What do you want to know
- New York native and Broadway actress Baayork Lee got her big break at a young age, but decided it was time to start giving back to her own community
- Just over 10 years ago, she founded an after-school drama club at PS 124 in Chinatown, hoping to provide elementary school children with more opportunities in the performing arts.
- Their experience was captured in the documentary “Curtain Up!” – a selection from the 2021 New York International Children’s Film Festival
What followed was a successful Broadway career, including originating the role of Connie in “A Chorus Line,” Lee said. “There wasn’t a lot of diversity on Broadway for Asian actors and I thought, you know, the door was opening a little bit but I think we have to educate the kids and the parents first because we have also need members of the public They’re ten stops away and they haven’t been to 42nd street or a Broadway theater so it was very, very important to me to go back to Chinatown and give them the opportunity I had.
Lee founded an after-school drama club at PS 124 Elementary School in Chinatown, through his non-profit organization, the National Asian Artists Project.

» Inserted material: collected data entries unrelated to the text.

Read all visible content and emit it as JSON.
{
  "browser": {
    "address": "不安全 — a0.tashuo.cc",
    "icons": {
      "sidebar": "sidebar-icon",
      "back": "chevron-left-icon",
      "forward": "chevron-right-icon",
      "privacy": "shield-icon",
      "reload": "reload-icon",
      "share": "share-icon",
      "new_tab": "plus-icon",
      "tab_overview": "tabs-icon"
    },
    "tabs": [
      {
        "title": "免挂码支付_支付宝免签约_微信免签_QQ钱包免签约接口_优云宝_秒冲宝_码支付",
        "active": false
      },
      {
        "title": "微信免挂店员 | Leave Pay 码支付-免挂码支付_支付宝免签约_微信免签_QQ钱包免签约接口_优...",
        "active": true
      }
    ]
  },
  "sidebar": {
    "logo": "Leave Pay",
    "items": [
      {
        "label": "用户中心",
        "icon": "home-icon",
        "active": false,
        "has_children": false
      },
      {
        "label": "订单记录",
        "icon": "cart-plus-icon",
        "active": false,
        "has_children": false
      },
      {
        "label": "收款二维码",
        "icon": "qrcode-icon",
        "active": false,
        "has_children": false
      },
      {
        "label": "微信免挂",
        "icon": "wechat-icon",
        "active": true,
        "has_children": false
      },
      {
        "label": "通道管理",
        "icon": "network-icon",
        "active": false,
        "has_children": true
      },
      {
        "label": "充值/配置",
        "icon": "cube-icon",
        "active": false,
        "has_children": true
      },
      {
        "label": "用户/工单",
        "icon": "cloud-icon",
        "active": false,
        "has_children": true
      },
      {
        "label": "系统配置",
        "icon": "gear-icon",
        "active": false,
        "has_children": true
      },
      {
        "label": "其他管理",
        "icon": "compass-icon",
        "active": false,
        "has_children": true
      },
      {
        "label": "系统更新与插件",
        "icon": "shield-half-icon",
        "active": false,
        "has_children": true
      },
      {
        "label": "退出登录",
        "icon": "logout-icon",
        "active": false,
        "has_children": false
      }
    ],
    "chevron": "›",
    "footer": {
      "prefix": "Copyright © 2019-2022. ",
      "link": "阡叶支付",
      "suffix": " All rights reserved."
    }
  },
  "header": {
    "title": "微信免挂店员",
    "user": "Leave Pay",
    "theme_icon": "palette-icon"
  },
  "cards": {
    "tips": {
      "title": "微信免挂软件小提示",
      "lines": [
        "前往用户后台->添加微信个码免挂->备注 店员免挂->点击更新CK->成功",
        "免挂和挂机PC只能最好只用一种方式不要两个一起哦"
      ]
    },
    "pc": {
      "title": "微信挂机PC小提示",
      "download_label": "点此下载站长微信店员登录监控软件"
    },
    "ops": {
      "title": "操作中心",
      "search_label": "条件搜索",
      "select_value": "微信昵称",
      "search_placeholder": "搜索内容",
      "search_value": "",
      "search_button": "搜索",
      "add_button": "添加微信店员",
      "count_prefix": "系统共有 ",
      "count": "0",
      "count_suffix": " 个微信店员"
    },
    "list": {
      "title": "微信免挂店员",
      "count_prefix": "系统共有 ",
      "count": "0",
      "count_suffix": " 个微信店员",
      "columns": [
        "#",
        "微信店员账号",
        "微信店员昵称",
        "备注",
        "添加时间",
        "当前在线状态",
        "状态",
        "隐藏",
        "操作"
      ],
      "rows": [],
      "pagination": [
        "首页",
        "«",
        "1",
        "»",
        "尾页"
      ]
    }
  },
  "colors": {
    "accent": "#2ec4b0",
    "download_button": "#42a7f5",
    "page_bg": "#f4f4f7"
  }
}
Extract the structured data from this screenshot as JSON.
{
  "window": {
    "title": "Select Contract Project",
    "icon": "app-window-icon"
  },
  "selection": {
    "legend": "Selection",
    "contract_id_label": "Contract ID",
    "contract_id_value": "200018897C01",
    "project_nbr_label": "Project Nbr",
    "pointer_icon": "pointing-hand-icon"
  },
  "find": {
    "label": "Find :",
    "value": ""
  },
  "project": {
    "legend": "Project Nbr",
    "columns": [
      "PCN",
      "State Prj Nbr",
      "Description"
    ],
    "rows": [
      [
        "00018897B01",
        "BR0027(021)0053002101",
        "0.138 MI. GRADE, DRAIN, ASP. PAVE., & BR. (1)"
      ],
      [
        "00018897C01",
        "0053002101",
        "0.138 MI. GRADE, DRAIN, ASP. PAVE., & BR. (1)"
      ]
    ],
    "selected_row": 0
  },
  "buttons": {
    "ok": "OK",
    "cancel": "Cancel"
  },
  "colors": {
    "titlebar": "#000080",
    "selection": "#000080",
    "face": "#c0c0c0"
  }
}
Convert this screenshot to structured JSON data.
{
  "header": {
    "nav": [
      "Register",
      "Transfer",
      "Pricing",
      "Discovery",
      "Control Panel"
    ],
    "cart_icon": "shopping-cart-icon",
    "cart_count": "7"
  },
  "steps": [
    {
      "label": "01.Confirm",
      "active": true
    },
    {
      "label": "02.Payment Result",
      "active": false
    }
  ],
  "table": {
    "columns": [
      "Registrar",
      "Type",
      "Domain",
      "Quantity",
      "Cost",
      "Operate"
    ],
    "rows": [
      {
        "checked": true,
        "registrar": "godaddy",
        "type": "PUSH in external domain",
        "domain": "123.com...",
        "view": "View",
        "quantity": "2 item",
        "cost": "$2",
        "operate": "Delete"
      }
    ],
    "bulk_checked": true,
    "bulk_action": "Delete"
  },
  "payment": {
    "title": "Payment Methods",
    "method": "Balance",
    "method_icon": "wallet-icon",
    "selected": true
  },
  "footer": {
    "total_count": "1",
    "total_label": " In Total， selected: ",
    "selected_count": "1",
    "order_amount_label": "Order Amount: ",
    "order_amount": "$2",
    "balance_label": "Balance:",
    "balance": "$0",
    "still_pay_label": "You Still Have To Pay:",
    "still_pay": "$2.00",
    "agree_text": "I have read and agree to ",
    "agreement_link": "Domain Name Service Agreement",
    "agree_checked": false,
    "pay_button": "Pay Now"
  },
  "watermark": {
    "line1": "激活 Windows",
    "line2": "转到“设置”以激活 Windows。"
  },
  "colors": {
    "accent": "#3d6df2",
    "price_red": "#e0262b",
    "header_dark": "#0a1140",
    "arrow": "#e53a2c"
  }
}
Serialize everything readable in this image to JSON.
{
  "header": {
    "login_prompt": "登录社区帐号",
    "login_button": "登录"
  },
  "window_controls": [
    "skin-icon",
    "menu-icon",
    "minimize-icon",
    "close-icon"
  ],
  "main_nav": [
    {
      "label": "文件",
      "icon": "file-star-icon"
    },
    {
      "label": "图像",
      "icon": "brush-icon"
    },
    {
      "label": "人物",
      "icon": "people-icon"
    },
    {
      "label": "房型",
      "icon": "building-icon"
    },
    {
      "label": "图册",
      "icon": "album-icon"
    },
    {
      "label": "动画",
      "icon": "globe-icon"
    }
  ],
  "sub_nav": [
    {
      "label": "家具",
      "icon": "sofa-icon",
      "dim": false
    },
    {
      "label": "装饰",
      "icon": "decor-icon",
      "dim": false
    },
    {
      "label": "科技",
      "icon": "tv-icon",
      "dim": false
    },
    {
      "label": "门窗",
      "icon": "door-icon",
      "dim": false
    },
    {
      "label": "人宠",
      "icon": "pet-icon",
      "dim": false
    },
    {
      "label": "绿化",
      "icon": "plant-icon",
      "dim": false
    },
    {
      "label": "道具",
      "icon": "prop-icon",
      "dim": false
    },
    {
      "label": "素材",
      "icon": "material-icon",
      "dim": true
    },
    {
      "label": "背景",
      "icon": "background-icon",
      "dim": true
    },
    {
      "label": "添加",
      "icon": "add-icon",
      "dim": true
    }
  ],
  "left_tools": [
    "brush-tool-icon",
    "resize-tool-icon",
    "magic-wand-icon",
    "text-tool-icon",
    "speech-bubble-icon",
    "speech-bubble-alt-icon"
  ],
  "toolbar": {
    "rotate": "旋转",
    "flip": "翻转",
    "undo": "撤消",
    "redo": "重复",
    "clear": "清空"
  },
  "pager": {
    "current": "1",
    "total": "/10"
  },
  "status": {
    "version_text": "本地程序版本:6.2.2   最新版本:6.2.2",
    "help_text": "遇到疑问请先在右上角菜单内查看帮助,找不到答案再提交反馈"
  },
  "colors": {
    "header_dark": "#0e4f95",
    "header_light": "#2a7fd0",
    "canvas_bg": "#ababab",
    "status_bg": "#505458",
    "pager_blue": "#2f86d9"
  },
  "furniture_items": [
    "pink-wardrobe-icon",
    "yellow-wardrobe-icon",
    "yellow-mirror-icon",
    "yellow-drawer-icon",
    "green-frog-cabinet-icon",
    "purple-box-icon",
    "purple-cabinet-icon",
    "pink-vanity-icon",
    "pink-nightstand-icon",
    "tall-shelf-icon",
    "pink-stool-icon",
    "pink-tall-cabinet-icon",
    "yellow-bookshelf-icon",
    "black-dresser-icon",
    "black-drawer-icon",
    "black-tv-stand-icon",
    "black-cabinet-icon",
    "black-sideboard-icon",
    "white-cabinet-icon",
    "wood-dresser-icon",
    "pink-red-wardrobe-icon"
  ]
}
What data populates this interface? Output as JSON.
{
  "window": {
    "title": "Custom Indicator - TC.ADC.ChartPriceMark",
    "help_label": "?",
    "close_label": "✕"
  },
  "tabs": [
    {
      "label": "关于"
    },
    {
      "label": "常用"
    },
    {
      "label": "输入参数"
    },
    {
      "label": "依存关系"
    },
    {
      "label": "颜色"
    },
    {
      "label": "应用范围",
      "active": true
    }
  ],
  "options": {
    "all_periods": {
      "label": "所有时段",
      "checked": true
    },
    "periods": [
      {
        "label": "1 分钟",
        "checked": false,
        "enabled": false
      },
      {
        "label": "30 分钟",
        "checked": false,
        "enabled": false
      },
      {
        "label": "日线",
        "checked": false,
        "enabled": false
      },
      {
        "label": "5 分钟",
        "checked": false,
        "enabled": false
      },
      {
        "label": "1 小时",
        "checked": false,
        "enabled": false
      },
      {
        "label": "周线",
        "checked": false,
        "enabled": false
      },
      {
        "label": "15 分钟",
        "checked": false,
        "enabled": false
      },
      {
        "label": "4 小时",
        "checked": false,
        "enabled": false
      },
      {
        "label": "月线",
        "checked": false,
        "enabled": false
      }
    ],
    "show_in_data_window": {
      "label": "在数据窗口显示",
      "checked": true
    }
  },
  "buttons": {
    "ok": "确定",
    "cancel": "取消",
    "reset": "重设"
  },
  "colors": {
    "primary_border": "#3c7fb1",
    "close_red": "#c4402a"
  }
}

Seventh-graders Charlotte Wang and William Cui are both Theater Club alumni. Their experience was captured in the documentary “Curtain Up!” – a selection from the 2021 New York International Children’s Film Festival.
“Kind of like my first step into the arts,” Wang said.
“At first my mum was hesitant, she was like, ‘No, you shouldn’t do this, focus more on school, your grades and everything. And then over time, it was like, you know, what, yeah, let him try. And now I think she’s starting to realize that was a good choice. Cui said.
Cui and Wang hope to continue with the arts and have learned more than new performing skills through the program.
“Definitely the confidence, I feel like I would be a whole different person if I never went to the Theater Club. I’m not sure what would have happened!” Cui said.
“I feel like there are so many stereotypes and exaggerated thoughts and different opinions about Asian Americans,” Wang said. “You can’t judge an entire race or ethnicity based on just one example you see.”
“For future generations, I hope people just hire them for their talents, not for their looks or anything,” Lee said. “Just their talent and that’s the most important thing I think for me in the end.”